We live in times of the Scandal Industrial Complex, where little pebbles of little screw-ups become magnified into words that inevitably end with "gate;" BillyGate, IranContra-gate, and MonicaGate. Because basic cable is reactive by nature, the talking heads now have something to discuss and they recycle it endlessly throughout the news day. There is an industry of lawyers, PR flaks, and other functionaries who have made a nice living from doing this.

What was found with MonicaGate? Taxpayers spent $40 million to look for Clinton's failed Whitewater land deal but Ken Starr ended up writing a flaccid soft porn narrative about oral sex. The real scandal there is that it was allowed to continue, but Bill Clinton later emerged as a global rock star, and Ken Starr became a trivia question.

However, there is a real scandal brewing in open view and in plain sight. Yet, the national debate remains shrouded in shadow conversations. Should the United States be able to target our citizens overseas -- those who may violently disagree with us -- with drone warfare?
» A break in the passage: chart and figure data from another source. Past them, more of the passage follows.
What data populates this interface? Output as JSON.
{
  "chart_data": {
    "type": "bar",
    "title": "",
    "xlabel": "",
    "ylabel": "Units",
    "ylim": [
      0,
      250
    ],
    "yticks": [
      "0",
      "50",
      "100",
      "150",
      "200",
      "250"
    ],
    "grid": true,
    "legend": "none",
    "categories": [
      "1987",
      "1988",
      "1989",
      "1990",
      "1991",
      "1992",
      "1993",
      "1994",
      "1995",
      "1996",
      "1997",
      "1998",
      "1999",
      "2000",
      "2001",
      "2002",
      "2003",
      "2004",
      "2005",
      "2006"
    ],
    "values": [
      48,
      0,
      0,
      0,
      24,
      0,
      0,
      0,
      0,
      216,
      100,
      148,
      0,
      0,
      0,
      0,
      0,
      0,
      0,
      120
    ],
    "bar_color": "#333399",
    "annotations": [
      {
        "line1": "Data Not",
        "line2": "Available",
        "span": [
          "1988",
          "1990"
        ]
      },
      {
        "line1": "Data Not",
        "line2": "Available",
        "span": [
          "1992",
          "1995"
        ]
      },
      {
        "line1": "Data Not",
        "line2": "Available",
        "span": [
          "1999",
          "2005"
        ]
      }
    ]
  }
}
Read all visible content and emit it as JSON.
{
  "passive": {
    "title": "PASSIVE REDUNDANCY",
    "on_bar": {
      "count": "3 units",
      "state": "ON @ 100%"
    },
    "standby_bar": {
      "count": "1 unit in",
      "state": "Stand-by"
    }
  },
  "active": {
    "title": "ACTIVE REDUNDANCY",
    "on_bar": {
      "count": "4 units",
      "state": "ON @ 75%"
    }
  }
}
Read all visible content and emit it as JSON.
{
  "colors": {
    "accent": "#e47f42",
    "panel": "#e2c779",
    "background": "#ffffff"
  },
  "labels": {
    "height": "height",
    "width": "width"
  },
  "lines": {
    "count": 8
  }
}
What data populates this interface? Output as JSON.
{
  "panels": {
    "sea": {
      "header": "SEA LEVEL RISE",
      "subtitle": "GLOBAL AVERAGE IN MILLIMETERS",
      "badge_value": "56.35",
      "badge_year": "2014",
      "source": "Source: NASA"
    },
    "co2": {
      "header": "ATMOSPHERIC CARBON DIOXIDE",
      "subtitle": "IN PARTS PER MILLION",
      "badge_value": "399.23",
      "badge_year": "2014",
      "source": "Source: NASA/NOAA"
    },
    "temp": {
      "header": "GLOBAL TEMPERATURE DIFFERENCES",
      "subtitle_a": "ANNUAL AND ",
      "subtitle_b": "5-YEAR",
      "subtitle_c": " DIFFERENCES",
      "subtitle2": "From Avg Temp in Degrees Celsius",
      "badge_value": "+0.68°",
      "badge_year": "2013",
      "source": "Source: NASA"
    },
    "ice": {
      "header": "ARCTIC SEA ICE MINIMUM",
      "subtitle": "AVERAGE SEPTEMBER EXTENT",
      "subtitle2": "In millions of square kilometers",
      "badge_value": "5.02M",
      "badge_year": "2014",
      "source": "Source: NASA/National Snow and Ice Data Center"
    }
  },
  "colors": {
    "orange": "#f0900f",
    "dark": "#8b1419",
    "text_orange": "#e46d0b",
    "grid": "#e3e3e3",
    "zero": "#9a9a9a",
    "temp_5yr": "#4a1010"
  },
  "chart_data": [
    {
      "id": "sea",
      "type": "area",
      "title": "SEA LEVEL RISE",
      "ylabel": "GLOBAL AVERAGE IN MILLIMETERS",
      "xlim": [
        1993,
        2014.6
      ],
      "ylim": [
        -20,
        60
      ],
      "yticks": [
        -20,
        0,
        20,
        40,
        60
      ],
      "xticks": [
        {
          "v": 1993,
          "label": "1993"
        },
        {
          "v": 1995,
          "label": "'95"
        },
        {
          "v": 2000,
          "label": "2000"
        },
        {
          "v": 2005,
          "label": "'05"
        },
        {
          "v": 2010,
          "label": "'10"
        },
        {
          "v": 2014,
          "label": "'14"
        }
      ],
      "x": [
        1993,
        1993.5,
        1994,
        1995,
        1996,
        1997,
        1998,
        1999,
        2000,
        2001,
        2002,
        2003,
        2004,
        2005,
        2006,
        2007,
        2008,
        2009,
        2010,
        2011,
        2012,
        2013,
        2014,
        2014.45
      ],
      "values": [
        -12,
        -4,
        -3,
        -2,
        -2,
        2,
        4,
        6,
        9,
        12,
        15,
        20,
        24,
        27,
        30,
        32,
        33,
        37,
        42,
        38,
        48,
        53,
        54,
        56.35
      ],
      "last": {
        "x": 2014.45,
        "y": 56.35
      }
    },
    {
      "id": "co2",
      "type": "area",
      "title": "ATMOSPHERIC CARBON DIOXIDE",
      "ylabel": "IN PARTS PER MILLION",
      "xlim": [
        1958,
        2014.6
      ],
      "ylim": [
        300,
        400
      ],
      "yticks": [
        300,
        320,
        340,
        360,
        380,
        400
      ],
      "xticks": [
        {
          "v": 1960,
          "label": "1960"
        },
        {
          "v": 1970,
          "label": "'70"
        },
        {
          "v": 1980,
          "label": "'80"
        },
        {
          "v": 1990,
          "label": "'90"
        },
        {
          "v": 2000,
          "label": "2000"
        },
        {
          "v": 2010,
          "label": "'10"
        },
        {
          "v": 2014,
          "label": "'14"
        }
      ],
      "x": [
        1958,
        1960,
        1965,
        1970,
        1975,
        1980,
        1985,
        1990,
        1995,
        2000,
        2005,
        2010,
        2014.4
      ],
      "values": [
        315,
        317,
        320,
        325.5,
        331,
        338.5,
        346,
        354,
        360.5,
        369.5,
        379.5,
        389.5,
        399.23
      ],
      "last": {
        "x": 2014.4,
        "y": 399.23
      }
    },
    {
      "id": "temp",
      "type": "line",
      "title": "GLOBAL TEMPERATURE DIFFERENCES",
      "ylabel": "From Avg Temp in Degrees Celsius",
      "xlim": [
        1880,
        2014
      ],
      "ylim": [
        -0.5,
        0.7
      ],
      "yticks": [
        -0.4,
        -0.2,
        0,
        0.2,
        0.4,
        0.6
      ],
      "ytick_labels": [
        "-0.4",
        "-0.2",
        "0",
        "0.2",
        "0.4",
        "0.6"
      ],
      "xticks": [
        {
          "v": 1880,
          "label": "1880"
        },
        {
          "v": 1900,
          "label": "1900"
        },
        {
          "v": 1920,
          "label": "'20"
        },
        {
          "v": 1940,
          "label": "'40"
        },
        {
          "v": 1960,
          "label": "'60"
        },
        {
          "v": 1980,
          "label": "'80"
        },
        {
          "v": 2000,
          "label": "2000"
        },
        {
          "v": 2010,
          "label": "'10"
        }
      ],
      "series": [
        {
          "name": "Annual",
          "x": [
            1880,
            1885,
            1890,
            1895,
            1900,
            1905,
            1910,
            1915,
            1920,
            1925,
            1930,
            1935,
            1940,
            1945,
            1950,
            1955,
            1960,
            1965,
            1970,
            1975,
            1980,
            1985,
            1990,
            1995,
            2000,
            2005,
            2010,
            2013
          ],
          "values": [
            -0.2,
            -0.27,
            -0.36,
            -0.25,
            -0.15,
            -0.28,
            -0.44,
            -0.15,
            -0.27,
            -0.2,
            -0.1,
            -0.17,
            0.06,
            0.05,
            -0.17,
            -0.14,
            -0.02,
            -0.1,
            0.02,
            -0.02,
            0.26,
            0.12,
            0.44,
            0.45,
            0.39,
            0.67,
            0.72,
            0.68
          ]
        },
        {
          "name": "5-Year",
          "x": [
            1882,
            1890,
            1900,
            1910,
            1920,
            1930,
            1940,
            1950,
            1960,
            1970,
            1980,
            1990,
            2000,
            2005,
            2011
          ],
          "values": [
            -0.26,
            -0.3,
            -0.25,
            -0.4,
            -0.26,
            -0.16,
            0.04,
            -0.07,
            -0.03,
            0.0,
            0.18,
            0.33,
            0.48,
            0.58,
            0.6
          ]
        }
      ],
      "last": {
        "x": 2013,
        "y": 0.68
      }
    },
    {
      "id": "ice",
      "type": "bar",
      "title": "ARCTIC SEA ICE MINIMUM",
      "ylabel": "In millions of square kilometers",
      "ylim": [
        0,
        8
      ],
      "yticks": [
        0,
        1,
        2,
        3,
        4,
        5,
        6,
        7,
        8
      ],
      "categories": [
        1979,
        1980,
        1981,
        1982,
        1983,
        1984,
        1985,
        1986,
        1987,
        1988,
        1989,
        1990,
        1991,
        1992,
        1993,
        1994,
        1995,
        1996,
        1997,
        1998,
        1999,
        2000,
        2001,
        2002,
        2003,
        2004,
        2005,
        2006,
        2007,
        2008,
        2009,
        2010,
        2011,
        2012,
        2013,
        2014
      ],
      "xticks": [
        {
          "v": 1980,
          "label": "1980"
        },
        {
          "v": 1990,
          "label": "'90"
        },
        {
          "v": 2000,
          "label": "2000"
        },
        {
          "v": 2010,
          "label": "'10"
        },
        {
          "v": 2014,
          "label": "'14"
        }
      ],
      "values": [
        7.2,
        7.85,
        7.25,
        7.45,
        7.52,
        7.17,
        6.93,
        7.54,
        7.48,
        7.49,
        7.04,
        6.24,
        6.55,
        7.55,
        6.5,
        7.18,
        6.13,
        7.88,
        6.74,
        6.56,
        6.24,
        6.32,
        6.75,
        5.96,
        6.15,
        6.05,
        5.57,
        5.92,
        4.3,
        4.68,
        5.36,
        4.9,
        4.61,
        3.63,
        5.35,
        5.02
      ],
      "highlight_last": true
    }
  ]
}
There are some basic questions of due process that are conveniently sidestepped because the explosive nature of this argument takes place in faraway locales.

I lost an acquaintance on 9/11 so I can understand the desire to take an extrajudicial approach to apprehend or even kill those who promise harm. I want the government to keep safe from all enemies, foreign and domestic.

However, we believe we do things better in the United States; it is part of what makes our country unique. Even during the worst of times, the constitution is never locked up and put away on ice for safekeeping. When we make terrible mistakes, like placing American citizens of Japanese descent into internment camps during World War II or enslaving human beings based on skin color, we try to fix the wrong even if it's years afterward.

We can sit here and reassure ourselves that those killed are bad people but doesn't American citizenship extend beyond our borders when we target our own? Nobody is charged, tried, or even convicted in absentia. There is no second track of due process for those Americans who fall on to this list. There is only a list created by various intelligence services and approved by the president. We hope that there are solid metrics involved for inclusion today, but we can never be sure about tomorrow.

We had better figure out a way to take the high road or else the potential for blowback could be devastating.